In continuous action domains, standard deep reinforcement learning algorithms like DDPG suffer from inefficient exploration when facing sparse or deceptive reward problems. Conversely, evolutionary and developmental methods focusingon exploration like Novelty Search, Quality-Diversity or Goal Exploration Processes explore more robustly but are less efficient at fine-tuning policies using gradient-descent. In this paper, we present the GEP-PG approach, taking the best of both worlds by sequentially combining a Goal Exploration Process and two variants of DDPG . We study the learning performance of these components and their combination on a low dimensional deceptive reward problem and on the larger Half-Cheetah benchmark. We show that DDPG fails on the former and that GEP-PG improves over the best DDPG variant in both environments.

Thu 12 July 5:10 - 5:20 PDT

Time Limits in Reinforcement Learning

Fabio Pardo · Arash Tavakoli · Vitaly Levdik · Petar Kormushev

In reinforcement learning, it is common to let an agent interact for a fixed amount of time with its environment before resetting it and repeating the process in a series of episodes. The task that the agent has to learn can either be to maximize its performance over (i) that fixed period, or (ii) an indefinite period where time limits are only used during training to diversify experience. In this paper, we provide a formal account for how time limits could effectively be handled in each of the two cases and explain why not doing so can cause state-aliasing and invalidation of experience replay, leading to suboptimal policies and training instability. In case (i), we argue that the terminations due to time limits are in fact part of the environment, and thus a notion of the remaining time should be included as part of the agent's input to avoid violation of the Markov property. In case (ii), the time limits are not part of the environment and are only used to facilitate learning.
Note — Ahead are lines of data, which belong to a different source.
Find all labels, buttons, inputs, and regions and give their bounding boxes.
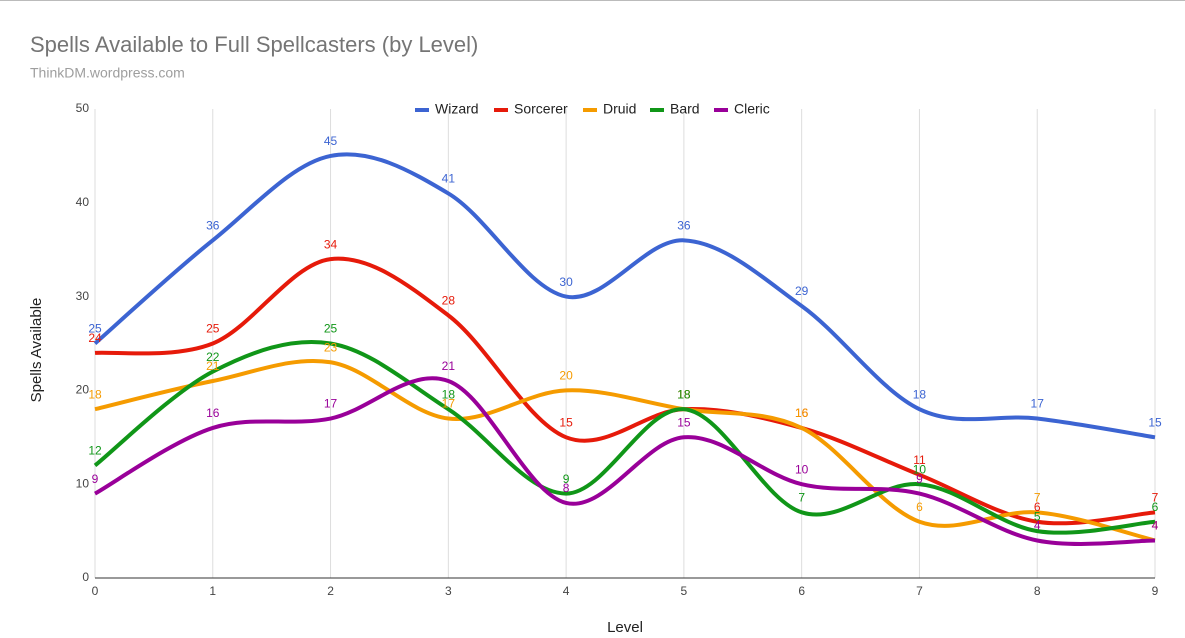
x-tick-label: 2 bbox=[327, 584, 334, 598]
data-label: 7 bbox=[798, 491, 805, 505]
data-label: 15 bbox=[559, 415, 573, 429]
data-label: 28 bbox=[442, 294, 456, 308]
series-line bbox=[93, 152, 1156, 440]
data-label: 36 bbox=[206, 218, 220, 232]
data-label: 4 bbox=[1152, 519, 1159, 533]
y-tick-label: 50 bbox=[76, 101, 90, 115]
data-label: 18 bbox=[88, 387, 102, 401]
data-label: 5 bbox=[1034, 509, 1041, 523]
data-label: 22 bbox=[206, 350, 220, 364]
x-tick-label: 5 bbox=[681, 584, 688, 598]
chart-subtitle: ThinkDM.wordpress.com bbox=[30, 65, 185, 81]
data-label: 17 bbox=[1031, 397, 1045, 411]
x-tick-label: 6 bbox=[798, 584, 805, 598]
series-line bbox=[94, 358, 1156, 543]
data-label: 23 bbox=[324, 340, 338, 354]
x-tick-label: 9 bbox=[1152, 584, 1159, 598]
data-label: 34 bbox=[324, 237, 338, 251]
data-label: 10 bbox=[913, 462, 927, 476]
x-tick-label: 0 bbox=[92, 584, 99, 598]
series-line bbox=[93, 340, 1156, 535]
data-label: 16 bbox=[206, 406, 220, 420]
data-label: 6 bbox=[916, 500, 923, 514]
x-axis-title: Level bbox=[607, 619, 643, 636]
data-label: 12 bbox=[88, 444, 102, 458]
data-label: 8 bbox=[563, 481, 570, 495]
data-label: 29 bbox=[795, 284, 809, 298]
data-label: 30 bbox=[559, 275, 573, 289]
y-tick-label: 40 bbox=[76, 195, 90, 209]
data-label: 4 bbox=[1034, 519, 1041, 533]
data-label: 4 bbox=[1152, 519, 1159, 533]
data-label: 11 bbox=[913, 453, 926, 467]
y-tick-label: 30 bbox=[76, 289, 90, 303]
data-label: 9 bbox=[563, 472, 570, 486]
data-label: 9 bbox=[92, 472, 99, 486]
data-label: 7 bbox=[1152, 491, 1159, 505]
data-label: 17 bbox=[324, 397, 338, 411]
x-tick-label: 8 bbox=[1034, 584, 1041, 598]
y-tick-label: 0 bbox=[82, 570, 89, 584]
data-label: 18 bbox=[442, 387, 456, 401]
data-label: 18 bbox=[913, 387, 927, 401]
legend-label: Cleric bbox=[734, 101, 770, 117]
x-tick-label: 4 bbox=[563, 584, 570, 598]
data-label: 18 bbox=[677, 387, 691, 401]
data-label: 45 bbox=[324, 134, 338, 148]
legend-label: Wizard bbox=[435, 101, 479, 117]
y-tick-label: 10 bbox=[76, 476, 90, 490]
x-tick-label: 1 bbox=[209, 584, 216, 598]
data-label: 25 bbox=[206, 322, 220, 336]
legend-label: Druid bbox=[603, 101, 636, 117]
data-label: 25 bbox=[324, 322, 338, 336]
x-tick-label: 3 bbox=[445, 584, 452, 598]
data-label: 21 bbox=[442, 359, 456, 373]
data-label: 6 bbox=[1034, 500, 1041, 514]
series-line bbox=[94, 376, 1156, 546]
data-label: 6 bbox=[1152, 500, 1159, 514]
y-tick-label: 20 bbox=[76, 383, 90, 397]
data-label: 41 bbox=[442, 172, 456, 186]
data-label: 21 bbox=[206, 359, 220, 373]
x-tick-label: 7 bbox=[916, 584, 923, 598]
legend-label: Bard bbox=[670, 101, 700, 117]
data-label: 17 bbox=[442, 397, 456, 411]
data-label: 18 bbox=[677, 387, 691, 401]
data-label: 25 bbox=[88, 322, 102, 336]
data-label: 36 bbox=[677, 218, 691, 232]
chart-title: Spells Available to Full Spellcasters (b… bbox=[30, 32, 478, 57]
data-label: 7 bbox=[1034, 491, 1041, 505]
y-axis-title: Spells Available bbox=[28, 298, 45, 403]
series-line bbox=[94, 256, 1156, 526]
data-label: 20 bbox=[559, 369, 573, 383]
data-label: 10 bbox=[795, 462, 809, 476]
data-label: 18 bbox=[677, 387, 691, 401]
data-label: 15 bbox=[1148, 415, 1162, 429]
legend-label: Sorcerer bbox=[514, 101, 568, 117]
data-label: 15 bbox=[677, 415, 691, 429]
data-label: 24 bbox=[88, 331, 102, 345]
data-label: 9 bbox=[916, 472, 923, 486]
data-label: 16 bbox=[795, 406, 809, 420]
data-label: 16 bbox=[795, 406, 809, 420]
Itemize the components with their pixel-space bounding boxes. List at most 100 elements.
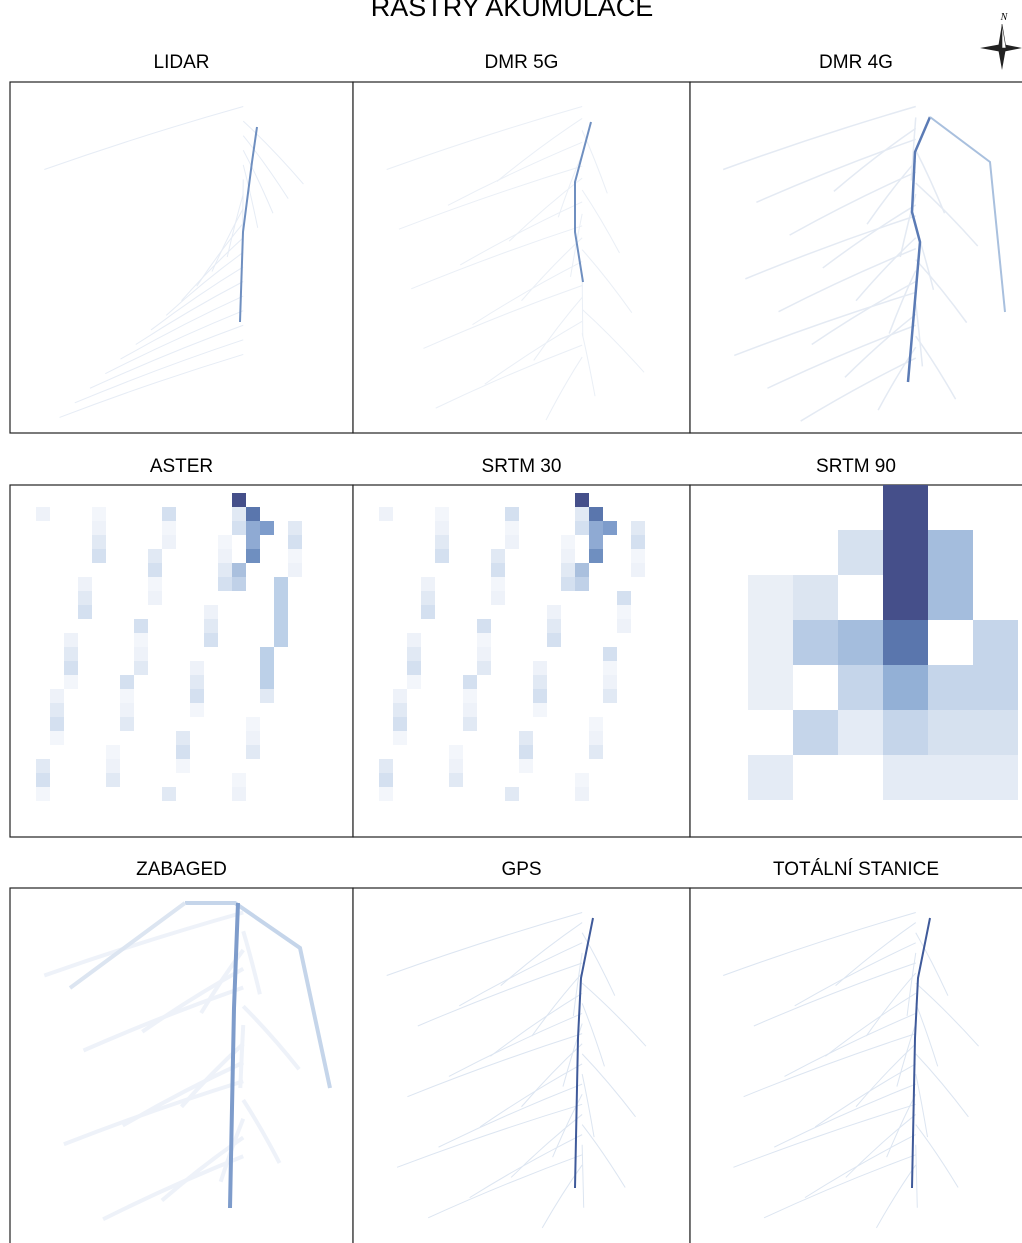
raster-cell	[793, 620, 838, 665]
raster-cell	[463, 675, 477, 689]
raster-cell	[288, 521, 302, 535]
figure-title: RASTRY AKUMULACE	[371, 0, 654, 22]
raster-cell	[120, 717, 134, 731]
raster-cell	[575, 577, 589, 591]
raster-cell	[393, 703, 407, 717]
raster-cell	[449, 773, 463, 787]
raster-cell	[379, 773, 393, 787]
panel-frame	[10, 82, 353, 433]
raster-cell	[505, 535, 519, 549]
raster-cell	[260, 647, 274, 661]
raster-cell	[162, 521, 176, 535]
raster-cell	[274, 577, 288, 591]
raster-cell	[232, 563, 246, 577]
raster-cell	[64, 661, 78, 675]
raster-cell	[589, 507, 603, 521]
raster-cell	[883, 620, 928, 665]
raster-cell	[92, 535, 106, 549]
map-panel: TOTÁLNÍ STANICE	[690, 859, 1022, 1243]
raster-cell	[393, 689, 407, 703]
raster-cell	[928, 710, 973, 755]
raster-cell	[379, 787, 393, 801]
raster-cell	[477, 633, 491, 647]
panel-label: GPS	[501, 859, 541, 880]
raster-cell	[407, 661, 421, 675]
raster-cell	[246, 731, 260, 745]
raster-cell	[589, 535, 603, 549]
raster-cell	[218, 577, 232, 591]
raster-cell	[162, 787, 176, 801]
raster-cell	[748, 665, 793, 710]
raster-cell	[491, 591, 505, 605]
raster-cell	[575, 563, 589, 577]
raster-cell	[232, 521, 246, 535]
raster-cell	[477, 619, 491, 633]
raster-cell	[274, 633, 288, 647]
raster-cell	[928, 755, 973, 800]
raster-cell	[78, 577, 92, 591]
raster-cell	[134, 647, 148, 661]
raster-cell	[491, 577, 505, 591]
raster-cell	[838, 620, 883, 665]
raster-cell	[603, 661, 617, 675]
raster-cell	[603, 675, 617, 689]
raster-cell	[162, 535, 176, 549]
raster-cell	[232, 507, 246, 521]
raster-cell	[631, 521, 645, 535]
raster-cell	[78, 605, 92, 619]
raster-cell	[575, 521, 589, 535]
raster-cell	[561, 535, 575, 549]
raster-cell	[204, 605, 218, 619]
raster-cell	[575, 507, 589, 521]
raster-cell	[232, 787, 246, 801]
raster-cell	[106, 759, 120, 773]
raster-cell	[603, 689, 617, 703]
raster-cell	[519, 745, 533, 759]
raster-cell	[748, 620, 793, 665]
raster-cell	[288, 549, 302, 563]
raster-cell	[589, 717, 603, 731]
raster-cell	[260, 521, 274, 535]
map-panel: DMR 4G	[690, 52, 1022, 433]
raster-cell	[928, 530, 973, 575]
raster-cell	[973, 620, 1018, 665]
raster-cell	[631, 535, 645, 549]
raster-cell	[106, 773, 120, 787]
raster-cell	[232, 577, 246, 591]
raster-cell	[533, 675, 547, 689]
map-panel: SRTM 30	[353, 456, 690, 837]
map-panel: LIDAR	[10, 52, 353, 433]
raster-cell	[393, 731, 407, 745]
raster-cell	[505, 787, 519, 801]
map-panel: ZABAGED	[10, 859, 353, 1243]
panels: LIDARDMR 5GDMR 4GASTERSRTM 30SRTM 90ZABA…	[10, 52, 1022, 1243]
raster-cell	[190, 675, 204, 689]
raster-cell	[36, 507, 50, 521]
raster-cell	[838, 530, 883, 575]
map-panel: GPS	[353, 859, 690, 1243]
raster-cell	[491, 563, 505, 577]
raster-cell	[603, 647, 617, 661]
raster-cell	[218, 535, 232, 549]
raster-cell	[435, 535, 449, 549]
raster-cell	[617, 591, 631, 605]
tributary	[582, 274, 583, 337]
raster-cell	[274, 605, 288, 619]
raster-cell	[973, 665, 1018, 710]
raster-cell	[246, 717, 260, 731]
raster-cell	[218, 549, 232, 563]
panel-label: DMR 5G	[485, 52, 559, 73]
raster-cell	[134, 633, 148, 647]
raster-cell	[379, 759, 393, 773]
raster-cell	[64, 675, 78, 689]
raster-cell	[64, 633, 78, 647]
raster-cell	[218, 563, 232, 577]
raster-cell	[36, 773, 50, 787]
raster-cell	[883, 755, 928, 800]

We argue that this insight should be incorporated by bootstrapping from the value of the state at the end of each partial episode. For both cases, we illustrate empirically the significance of our considerations in improving the performance and stability of existing reinforcement learning algorithms, showing state-of-the-art results on several control tasks.

Thu 12 July 5:20 - 5:30 PDT

Visualizing and Understanding Atari Agents

Samuel Greydanus · Anurag Koul · Jonathan Dodge · Alan Fern

While deep reinforcement learning (deep RL) agents are effective at maximizing rewards, it is often unclear what strategies they use to do so. In this paper, we take a step toward explaining deep RL agents through a case study using Atari 2600 environments. In particular, we focus on using saliency maps to understand how an agent learns and executes a policy. We introduce a method for generating useful saliency maps and use it to show 1) what strong agents attend to, 2) whether agents are making decisions for the right or wrong reasons, and 3) how agents evolve during learning. We also test our method on non-expert human subjects and find that it improves their ability to reason about these agents. Overall, our results show that saliency information can provide significant insight into an RL agent's decisions and learning behavior.